Die Kläger stehen in ihrer Revision selbst auf dem Standpunkt, dass das Erstgericht mit Recht davon ausgegangen sei, dass die gegenständlichen Waldgrundstücke nicht in das Zusammenlegungsverfahren miteinbezogen waren und dass auch ein Vergleich hinsichtlich der strittigen Grundgrenze im Rahmen des Zusammenlegungsverfahrens nicht erweislich ist. In der Tat kann weder auf Grund des Zusammenlegungsverfahrens noch eines Vergleichs ein Schluss auf die Eigentumsverhältnisse an dem fraglichen Grundstreifen gezogen werden. Wenn die Kläger weiter meinen, dass der Erstrichter hinsichtlich der Frage, ob die alte Fortführungsmappe oder die heute giltige Grundbuchsmappe der Grenzfestsetzung zugrunde zu legen sei, in freier Beweiswürdigung entschieden habe, kann ihnen nicht gefolgt werden. Die Frage der Bedeutung der Grundbuchsmappe gehört nicht in das Gebiet der Beweiswürdigung, sondern der rechtlichen Beurteilung. Dazu hat der Oberste Gerichtshof in der E vom 11. 5. 1955, 1 Ob 272/55, JBl 1956, 101 = SZ XXVIII/127, ausführlich dargelegt, dass die Grundbuchsmappe keinen Beweis über die Größe der Grundstücke macht. Ebensowenig ist sie für die Grenzen entscheidend. Es trifft daher nicht zu, dass das Berufungsgericht von der Beweiswürdigung des Erstgerichts abgegangen ist. Es hat vielmehr die Bedeutung der Grundbuchsmappe rechtlich richtig dahin gewürdigt, dass die Kläger aus ihr ihren Prozessstandpunkt hinsichtlich der Grundgrenze nicht begründen können.

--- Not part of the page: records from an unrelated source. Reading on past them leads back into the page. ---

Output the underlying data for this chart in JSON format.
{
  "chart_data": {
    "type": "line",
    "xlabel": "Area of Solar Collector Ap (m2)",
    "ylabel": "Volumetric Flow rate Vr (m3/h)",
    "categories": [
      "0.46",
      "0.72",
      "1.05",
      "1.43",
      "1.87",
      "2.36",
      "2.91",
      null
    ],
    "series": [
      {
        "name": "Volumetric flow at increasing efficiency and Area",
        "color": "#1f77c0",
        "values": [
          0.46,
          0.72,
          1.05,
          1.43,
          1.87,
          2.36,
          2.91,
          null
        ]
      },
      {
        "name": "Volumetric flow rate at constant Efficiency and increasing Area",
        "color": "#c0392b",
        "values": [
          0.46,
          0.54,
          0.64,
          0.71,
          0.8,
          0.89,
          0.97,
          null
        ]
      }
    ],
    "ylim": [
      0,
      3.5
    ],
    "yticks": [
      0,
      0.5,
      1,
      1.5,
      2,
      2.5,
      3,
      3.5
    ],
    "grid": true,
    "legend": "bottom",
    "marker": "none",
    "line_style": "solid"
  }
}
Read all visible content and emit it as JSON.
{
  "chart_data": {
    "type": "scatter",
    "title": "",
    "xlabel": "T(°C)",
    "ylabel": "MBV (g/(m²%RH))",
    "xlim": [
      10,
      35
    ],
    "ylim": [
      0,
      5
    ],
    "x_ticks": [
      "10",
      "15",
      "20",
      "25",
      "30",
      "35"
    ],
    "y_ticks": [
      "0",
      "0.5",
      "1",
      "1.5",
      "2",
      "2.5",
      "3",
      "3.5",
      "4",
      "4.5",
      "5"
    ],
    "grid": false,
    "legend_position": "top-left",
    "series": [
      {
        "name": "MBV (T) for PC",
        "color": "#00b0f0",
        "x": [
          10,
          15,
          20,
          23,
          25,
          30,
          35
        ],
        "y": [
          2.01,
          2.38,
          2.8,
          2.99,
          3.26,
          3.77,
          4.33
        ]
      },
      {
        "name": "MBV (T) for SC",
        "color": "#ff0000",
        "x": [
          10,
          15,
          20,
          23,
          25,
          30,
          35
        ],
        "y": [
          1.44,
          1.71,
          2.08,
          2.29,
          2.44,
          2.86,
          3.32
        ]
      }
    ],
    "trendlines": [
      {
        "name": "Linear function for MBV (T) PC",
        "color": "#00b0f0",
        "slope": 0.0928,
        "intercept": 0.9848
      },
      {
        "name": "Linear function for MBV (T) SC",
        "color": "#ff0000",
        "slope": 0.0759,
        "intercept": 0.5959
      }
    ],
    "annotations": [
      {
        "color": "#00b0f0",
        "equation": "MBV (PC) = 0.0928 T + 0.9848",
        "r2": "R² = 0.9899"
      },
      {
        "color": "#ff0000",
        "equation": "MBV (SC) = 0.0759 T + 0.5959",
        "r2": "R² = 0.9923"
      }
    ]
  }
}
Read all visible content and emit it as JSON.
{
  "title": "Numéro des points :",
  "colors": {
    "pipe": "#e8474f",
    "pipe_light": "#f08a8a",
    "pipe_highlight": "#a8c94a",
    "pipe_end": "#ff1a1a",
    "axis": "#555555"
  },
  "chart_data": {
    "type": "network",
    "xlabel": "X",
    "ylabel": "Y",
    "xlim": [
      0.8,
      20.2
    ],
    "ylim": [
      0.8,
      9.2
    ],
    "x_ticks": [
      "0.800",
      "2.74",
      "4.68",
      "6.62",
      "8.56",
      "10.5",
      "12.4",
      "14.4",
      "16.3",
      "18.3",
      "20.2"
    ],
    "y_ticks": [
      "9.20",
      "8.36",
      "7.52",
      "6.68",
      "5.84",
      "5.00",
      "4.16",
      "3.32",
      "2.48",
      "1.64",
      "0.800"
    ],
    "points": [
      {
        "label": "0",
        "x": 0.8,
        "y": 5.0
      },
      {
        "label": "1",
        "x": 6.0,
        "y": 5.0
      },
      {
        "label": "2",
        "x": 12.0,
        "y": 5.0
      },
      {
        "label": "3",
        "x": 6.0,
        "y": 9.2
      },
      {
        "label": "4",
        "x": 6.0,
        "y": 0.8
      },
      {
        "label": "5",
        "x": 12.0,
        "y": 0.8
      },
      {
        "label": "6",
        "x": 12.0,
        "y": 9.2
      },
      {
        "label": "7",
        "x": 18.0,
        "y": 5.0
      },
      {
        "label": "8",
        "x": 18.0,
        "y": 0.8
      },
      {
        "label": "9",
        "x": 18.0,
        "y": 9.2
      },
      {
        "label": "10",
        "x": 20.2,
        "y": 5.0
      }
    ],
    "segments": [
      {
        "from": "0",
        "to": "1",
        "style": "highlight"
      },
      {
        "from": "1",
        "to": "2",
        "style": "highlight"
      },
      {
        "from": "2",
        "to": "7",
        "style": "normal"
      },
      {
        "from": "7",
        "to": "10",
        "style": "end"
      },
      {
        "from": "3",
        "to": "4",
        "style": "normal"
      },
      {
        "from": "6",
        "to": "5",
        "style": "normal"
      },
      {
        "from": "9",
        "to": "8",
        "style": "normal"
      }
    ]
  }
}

Auch im Übrigen ist die rechtliche Beurteilung des Berufungsgerichts einwandfrei. Dass es unbestritten blieb, dass das Grundstück 1905 den Ehegatten Zauner gehörte, ist richtig. Nicht darauf, sondern auf den Grenzverlauf an der streitigen Stelle kommt es aber an. Wenn hiezu die Kläger vortragen, dass dieser Grenzverlauf anlässlich des Zusammenlegungsverfahrens einverständlich festgestellt worden sei, so setzen sie sich damit mit ihrem eigenen vorangegangenen Vorbringen in Widerspruch, dass ein Vergleich der strittigen Grenze im Zusammenlegungsverfahren nicht erweislich gewesen sei. In der Tat haben die Untergerichte eine Vereinbarung im Laufe des Zusammenlegungsverfahrens nicht als erwiesen angenommen. Wenn dann schließlich die Kläger meinen, der Erstrichter habe in freier Beweiswürdigung die neue Mappe der Feststellung der Grenze zugrunde legen können, so ist auf das bereits oben Ausgeführte zu verweisen. Bei richtiger rechtlicher Beurteilung ergibt sich, dass die Kläger ihren Anspruch vom Eigentumsrecht der Ehegatten Zauner an dem strittigen Grenzstreifen ableiten. Sie hatten daher dieses Eigentumsrecht zu beweisen. Da ihnen dies nicht gelungen ist, hat das Berufungsgericht mit Recht ihr Begehren abgewiesen. Der Revision war daher nicht Folge zu geben.

Die Entscheidung über die Kosten des Revisionsverfahrens beruht auf den §§ 41, 50 ZPO.